Скорей всего, я обречена без конца видеть двойственность там, где ее никогда и в помине не было.
Январским утром 1936 года, глядя на улицу через захламленную витрину мастерской отца, я узнала силуэт его брата Рудольфа. «Курт умер», – подумала я. По какой еще причине он мог снизойти до встречи со мной? После катастрофического возвращения из Парижа меня вывели за скобки жизни: в Паркерсдорфе Курт жил в режиме строгой изоляции. Даже Анна, и та не могла мне ничем помочь. Те крохи информации, которые удавалось получить от медсестер, просто пугали. Он напрочь отказывался принимать пищу и целыми днями спал, напичканный снотворными. Я не осмеливалась признаться себе, что возможны лишь два варианта: я либо буду долго ждать человека, запертого в лечебнице для душевнобольных без всякой надежды на выздоровление, либо стану вдовой, не имея никакой возможности облачиться в траур. Я даже не могла убежать и лишь пассивно наблюдала за этим крахом.
Я села и закрыла глаза. Потом услышала, как сухо звякнул колокольчик над дверью и кто-то спокойно поздоровался с отцом. Замерев на месте, я ждала приговора.
– Фройляйн Поркерт? Вас просит приехать Курт.
Чтобы явиться ко мне, ему пришлось сделать над собой невероятное усилие: Курт если и не умер, то был от этого в каком-то шаге.

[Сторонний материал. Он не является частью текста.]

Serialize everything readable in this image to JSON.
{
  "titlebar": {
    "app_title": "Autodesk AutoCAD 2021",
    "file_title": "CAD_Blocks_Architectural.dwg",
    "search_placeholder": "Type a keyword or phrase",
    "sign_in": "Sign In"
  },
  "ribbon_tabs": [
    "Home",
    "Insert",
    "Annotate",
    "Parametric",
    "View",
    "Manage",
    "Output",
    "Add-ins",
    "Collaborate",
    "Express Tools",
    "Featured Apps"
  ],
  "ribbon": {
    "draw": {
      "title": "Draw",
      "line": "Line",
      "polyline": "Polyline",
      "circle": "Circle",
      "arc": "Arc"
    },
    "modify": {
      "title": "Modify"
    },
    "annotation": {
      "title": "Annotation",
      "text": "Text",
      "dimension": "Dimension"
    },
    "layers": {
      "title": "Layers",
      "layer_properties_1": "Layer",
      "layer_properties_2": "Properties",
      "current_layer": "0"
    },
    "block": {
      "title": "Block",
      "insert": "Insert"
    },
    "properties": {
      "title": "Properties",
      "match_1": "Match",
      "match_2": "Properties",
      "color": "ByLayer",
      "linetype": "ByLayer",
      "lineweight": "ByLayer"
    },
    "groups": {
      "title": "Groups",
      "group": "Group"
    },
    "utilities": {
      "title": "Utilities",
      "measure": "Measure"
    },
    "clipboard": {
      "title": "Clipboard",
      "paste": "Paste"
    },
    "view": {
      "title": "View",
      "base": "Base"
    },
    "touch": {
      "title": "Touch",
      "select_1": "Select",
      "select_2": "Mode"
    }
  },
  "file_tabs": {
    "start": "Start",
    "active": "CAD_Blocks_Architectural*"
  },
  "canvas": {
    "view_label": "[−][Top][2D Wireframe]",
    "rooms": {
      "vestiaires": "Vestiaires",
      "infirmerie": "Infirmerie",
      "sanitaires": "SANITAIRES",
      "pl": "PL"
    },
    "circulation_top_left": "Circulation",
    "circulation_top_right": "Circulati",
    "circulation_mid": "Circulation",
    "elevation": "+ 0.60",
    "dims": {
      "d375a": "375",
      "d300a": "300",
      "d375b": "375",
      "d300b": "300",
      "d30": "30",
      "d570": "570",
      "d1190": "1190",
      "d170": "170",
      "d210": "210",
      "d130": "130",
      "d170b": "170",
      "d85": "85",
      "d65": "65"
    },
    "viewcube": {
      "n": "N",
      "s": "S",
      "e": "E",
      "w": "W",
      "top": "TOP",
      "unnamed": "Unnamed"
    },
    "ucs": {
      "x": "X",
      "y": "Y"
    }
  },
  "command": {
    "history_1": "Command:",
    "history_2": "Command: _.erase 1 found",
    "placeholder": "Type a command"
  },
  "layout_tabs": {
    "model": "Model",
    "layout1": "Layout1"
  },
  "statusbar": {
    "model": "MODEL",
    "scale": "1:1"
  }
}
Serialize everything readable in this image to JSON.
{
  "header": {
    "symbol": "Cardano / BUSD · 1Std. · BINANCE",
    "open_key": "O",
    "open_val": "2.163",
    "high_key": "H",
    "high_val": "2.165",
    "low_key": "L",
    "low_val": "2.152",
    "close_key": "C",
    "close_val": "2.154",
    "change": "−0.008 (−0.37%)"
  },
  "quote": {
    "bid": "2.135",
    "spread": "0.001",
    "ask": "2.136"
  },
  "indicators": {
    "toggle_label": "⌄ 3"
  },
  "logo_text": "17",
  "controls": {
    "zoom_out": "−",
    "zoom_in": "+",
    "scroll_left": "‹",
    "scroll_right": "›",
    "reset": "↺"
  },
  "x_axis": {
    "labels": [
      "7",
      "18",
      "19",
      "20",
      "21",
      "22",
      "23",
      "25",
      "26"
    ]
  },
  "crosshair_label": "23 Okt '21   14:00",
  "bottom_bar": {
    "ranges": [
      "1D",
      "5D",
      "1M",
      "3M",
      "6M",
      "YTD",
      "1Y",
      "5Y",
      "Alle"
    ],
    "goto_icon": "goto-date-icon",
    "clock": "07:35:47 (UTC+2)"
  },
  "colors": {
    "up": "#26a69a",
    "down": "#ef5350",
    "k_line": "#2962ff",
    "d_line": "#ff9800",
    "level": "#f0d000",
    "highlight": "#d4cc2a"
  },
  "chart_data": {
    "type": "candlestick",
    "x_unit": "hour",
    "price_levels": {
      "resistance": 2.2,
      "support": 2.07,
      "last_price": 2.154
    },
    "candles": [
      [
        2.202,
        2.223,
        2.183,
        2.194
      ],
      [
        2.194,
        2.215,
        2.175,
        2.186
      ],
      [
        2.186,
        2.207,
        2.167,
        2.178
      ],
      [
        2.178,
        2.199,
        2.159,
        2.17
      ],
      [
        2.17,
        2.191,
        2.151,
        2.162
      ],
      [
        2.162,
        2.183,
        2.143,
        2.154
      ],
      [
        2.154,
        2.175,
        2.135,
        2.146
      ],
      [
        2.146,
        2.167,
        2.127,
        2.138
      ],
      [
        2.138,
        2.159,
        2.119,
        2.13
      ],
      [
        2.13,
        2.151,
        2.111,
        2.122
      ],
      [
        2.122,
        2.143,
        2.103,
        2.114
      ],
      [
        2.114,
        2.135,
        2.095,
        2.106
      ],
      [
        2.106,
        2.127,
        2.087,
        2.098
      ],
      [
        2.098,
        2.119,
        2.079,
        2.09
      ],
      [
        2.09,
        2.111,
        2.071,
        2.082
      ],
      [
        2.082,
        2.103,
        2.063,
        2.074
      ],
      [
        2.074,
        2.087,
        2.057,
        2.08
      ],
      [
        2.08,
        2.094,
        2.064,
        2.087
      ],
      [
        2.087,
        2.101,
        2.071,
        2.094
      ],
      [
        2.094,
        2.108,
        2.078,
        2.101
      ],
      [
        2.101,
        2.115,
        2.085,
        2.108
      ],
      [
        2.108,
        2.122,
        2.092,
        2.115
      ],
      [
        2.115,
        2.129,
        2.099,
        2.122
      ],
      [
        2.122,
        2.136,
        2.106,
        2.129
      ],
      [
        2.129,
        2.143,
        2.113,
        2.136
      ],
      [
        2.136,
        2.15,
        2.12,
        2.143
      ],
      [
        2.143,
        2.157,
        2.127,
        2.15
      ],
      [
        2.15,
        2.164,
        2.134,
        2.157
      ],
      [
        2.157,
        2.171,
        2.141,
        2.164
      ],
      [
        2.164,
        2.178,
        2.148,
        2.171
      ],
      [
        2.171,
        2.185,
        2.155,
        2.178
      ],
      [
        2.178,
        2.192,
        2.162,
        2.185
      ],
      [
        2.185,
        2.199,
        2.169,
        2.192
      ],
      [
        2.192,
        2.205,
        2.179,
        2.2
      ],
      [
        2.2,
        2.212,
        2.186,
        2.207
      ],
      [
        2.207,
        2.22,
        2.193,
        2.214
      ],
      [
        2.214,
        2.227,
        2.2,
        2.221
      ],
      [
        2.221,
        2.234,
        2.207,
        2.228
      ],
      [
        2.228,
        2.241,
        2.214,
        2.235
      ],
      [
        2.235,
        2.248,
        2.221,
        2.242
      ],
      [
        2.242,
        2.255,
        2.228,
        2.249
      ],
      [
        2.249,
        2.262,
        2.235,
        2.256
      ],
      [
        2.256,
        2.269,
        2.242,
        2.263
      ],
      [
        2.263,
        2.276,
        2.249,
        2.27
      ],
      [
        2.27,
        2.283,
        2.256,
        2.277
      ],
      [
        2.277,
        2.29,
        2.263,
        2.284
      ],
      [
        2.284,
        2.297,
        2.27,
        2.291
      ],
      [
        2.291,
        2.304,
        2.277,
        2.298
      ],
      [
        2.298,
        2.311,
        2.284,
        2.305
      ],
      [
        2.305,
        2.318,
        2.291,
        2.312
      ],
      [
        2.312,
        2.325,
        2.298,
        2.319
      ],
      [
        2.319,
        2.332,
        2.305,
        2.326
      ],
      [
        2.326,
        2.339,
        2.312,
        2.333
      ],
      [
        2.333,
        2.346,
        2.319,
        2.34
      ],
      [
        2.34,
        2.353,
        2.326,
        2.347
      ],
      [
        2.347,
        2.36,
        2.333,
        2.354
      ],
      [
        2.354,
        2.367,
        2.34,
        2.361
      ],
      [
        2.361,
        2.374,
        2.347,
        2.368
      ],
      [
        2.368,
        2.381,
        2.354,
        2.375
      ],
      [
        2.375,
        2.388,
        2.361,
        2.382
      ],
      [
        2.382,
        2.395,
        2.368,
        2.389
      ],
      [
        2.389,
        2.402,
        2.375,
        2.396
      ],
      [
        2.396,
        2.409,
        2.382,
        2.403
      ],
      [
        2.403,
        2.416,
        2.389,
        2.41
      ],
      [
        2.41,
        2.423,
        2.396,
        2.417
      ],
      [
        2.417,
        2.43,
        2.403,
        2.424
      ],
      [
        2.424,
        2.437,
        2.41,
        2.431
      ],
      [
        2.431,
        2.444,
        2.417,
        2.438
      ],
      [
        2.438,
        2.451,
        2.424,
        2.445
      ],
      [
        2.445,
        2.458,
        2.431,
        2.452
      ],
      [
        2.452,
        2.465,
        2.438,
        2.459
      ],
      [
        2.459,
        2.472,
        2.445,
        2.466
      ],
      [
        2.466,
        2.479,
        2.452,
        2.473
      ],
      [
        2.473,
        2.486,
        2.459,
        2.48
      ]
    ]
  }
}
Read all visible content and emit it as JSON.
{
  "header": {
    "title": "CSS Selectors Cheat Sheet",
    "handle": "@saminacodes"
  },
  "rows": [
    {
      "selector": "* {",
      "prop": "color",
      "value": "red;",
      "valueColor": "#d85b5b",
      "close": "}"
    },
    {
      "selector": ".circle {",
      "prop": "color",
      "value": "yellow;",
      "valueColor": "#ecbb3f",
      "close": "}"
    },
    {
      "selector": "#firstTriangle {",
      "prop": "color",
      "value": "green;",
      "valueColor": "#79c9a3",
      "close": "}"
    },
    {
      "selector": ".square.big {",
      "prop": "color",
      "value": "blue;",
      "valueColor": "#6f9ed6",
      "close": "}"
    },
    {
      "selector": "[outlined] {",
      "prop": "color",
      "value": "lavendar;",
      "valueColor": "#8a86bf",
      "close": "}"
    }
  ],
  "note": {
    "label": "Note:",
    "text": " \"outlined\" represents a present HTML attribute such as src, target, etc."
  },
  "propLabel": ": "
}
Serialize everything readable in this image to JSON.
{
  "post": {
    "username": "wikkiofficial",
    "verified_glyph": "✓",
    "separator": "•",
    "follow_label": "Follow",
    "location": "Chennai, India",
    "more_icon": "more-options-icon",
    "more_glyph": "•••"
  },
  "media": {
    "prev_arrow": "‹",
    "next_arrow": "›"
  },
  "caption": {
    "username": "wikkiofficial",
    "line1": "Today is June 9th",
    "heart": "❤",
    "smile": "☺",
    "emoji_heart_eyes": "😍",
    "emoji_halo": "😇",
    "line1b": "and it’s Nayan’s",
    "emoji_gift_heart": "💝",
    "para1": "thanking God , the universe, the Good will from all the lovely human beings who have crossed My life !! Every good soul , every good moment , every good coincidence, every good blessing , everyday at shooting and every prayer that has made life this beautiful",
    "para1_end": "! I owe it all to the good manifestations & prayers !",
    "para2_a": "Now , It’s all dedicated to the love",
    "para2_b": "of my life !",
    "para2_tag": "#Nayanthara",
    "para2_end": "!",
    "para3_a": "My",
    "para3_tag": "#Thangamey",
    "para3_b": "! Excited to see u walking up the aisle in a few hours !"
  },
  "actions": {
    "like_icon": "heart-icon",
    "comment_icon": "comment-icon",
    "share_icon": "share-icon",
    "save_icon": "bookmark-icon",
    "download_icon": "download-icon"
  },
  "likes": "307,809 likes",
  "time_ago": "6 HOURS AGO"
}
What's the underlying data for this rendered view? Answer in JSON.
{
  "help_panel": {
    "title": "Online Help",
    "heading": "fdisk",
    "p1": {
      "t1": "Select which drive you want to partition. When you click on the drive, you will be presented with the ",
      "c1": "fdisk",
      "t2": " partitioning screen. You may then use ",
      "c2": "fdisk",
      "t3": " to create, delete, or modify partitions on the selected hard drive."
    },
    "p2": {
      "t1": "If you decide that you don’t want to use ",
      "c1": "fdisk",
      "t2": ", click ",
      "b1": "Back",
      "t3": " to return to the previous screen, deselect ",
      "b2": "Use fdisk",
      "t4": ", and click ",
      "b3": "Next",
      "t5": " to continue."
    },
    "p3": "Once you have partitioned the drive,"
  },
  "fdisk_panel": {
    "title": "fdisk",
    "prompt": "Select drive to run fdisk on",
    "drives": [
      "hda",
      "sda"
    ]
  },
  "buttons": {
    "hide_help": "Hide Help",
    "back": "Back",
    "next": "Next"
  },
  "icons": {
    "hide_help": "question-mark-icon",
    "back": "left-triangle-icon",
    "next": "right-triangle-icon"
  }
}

– Ему очень плохо. Он отказывается есть. Считает, что врачи хотят его отравить. Не могли бы вы поехать со мной в Паркерсдорф? Он очень в вас нуждается.
Отец ничего не сказал, давным-давно отказавшись от намерения спасти пропащую дочь. На втором этаже сестры, перешептываясь между собой, собрали мои вещи. Мать ласково помогла мне одеться: вторжение голой правды в жизнь, наполненную вечными недомолвками, превратило меня в тряпичную куклу. Но в глазах моей семьи визит Рудольфа служил доказательством того, что я занимаю важное место в жизни человека, о котором мы никогда не говорили, призрака, несущего всю полноту ответственности за мою попранную жизнь.
Рудольф на своем автомобиле отвез меня в клинику Паркерсдорф. В пути мы сконфуженно молчали, что дало мне возможность собраться с мыслями. Я краешком глаза за ним наблюдала: братья Гёдель мало походили друг на друга и общей у них была разве что неизбывная меланхолия, столь присущая их натуре. Лишь когда машина выехала из Вены и покатила по предместьям, он бросил мне несколько обрывистых фраз. Размышлений на тему «почему так произошло?» и «кто во всем виноват?» мы избегали. Просто перечислили факты и кое о чем договорились. Курт оценил бы строгую предметность нашего разговора: кто будет дежурить и по каким дням. Персоналу клиники меня представят как близкую подругу семьи. Скандалов будем избегать. Не шуметь, не предпринимать резких движений. Просто пытаться не разорвать последнюю, до предела истончившуюся нить. Теперь мы любили совсем другого человека.